I love Octavia Butler. It’s not a secret. I’ve talked about her writing before at the beginning of this series and when I reviewed her series Lilith’s Brood AKA Xenogenesis. I’ve also recommend her incredible Earthseed series more than any other book, plus I’ve read her seminal book Kindred and her vampire novel Fledgling. Her version of science fiction that is so rooted in her political beliefs and her experience of race is truly amazing and I can’t recommend it enough. Unsurprisingly, Octavia Butler has a lot of fans. In 2015, her work inspired a book of short stories from social justice movements titled Octavia’s Brood. I’ve been eyeing it in my local independent bookstore since it came out and finally read it.

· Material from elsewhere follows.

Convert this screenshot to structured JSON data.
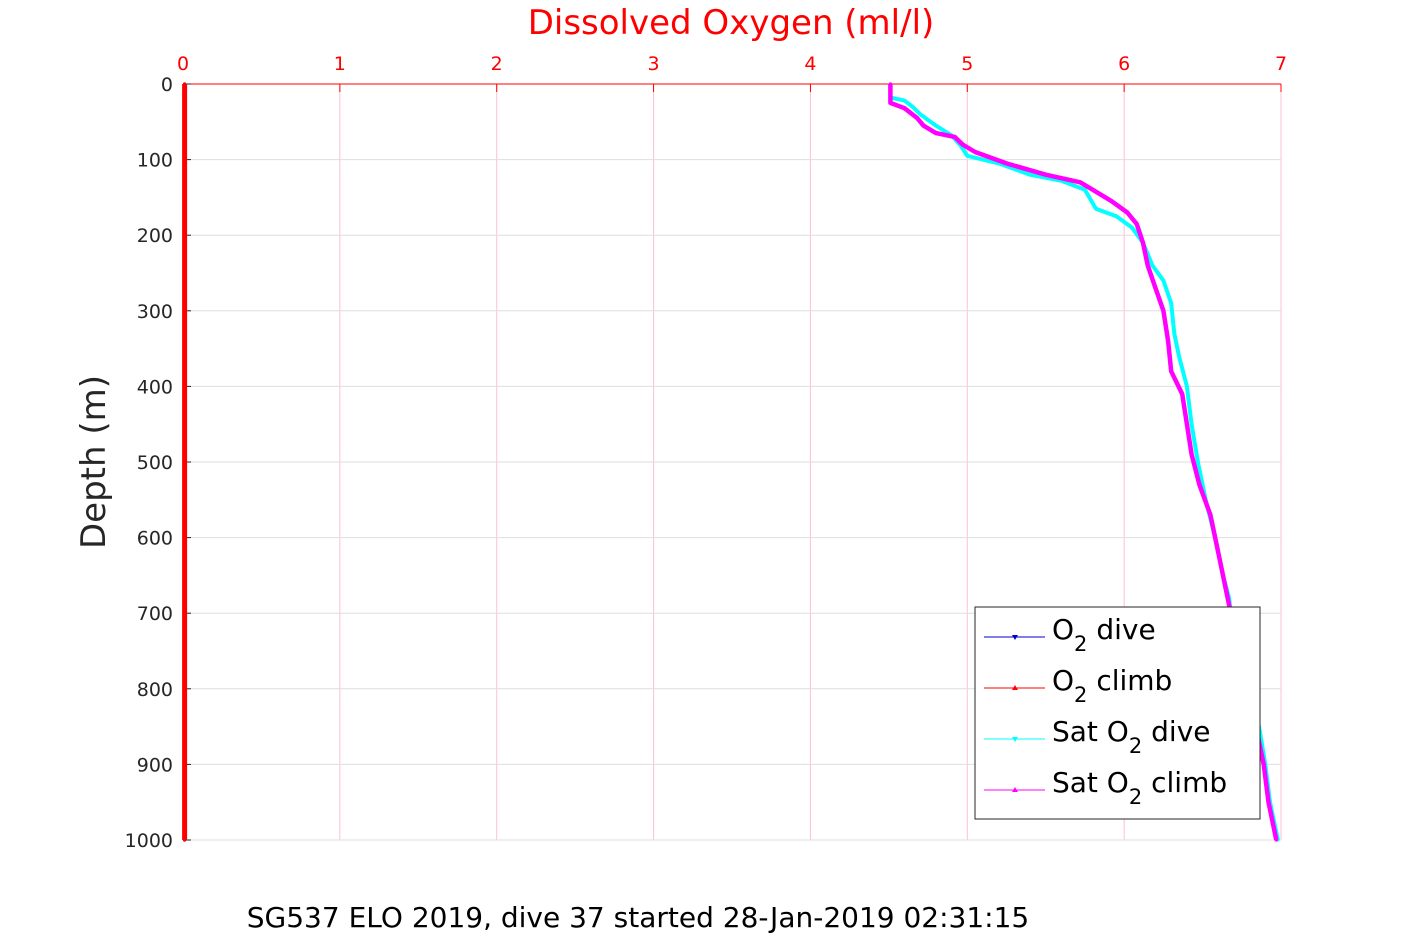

Octavia’s Brood is a testament to a writer who wrote so movingly about the victims of prejudice and about the need for society to grow, change, and accept differences in order to survive. The editors Adrienne Maree Brown and Walidah Imarisha call the stories in the book “visionary fiction.” In creating the book they invited leaders and thinkers in social justice movements to engage in visionary thinking and to write about the futures they imagine. The results are fascinating.
There are stories full of inspiration about how listening to our past, learning from our mistakes, and letting those we’ve oppressed lead brings us to a beautiful future. And there are dark warnings about the places we will find ourselves if we let oppression continue. The types of stories in the book run the gamut from zombie to superheroes to dispatches from the future. There are angels and keepers of memory. There are monsters both human and not. There’s a story about a planet where the physically disabled have been banished and created their own haven, and about how a city fights back against gentrification. The issues covered in the book go beyond the expected racism and sexism, and into ableism, homophobia, ageism, and more. I won’t go on, but it’s a fascinating and imaginative collection.
The format of the stories is also a variety. Most are your traditional short story. A few are excerpts from published novels and a few feel like the start for a novel I’d like to read. The collection includes a couple of essays as well as one story that’s really a script. Whatever type of story you like, there’s something here for you.
Like most short story collections, I loved some of the stories and some weren’t for me. Some I found powerful and exciting, and some I didn’t really get. That goes with the territory, but what’s exciting about Octavia’s Brood is all the new terrain. Whether you love the stories or not, it’s powerful to see the futures imagined by those who work to make ours better.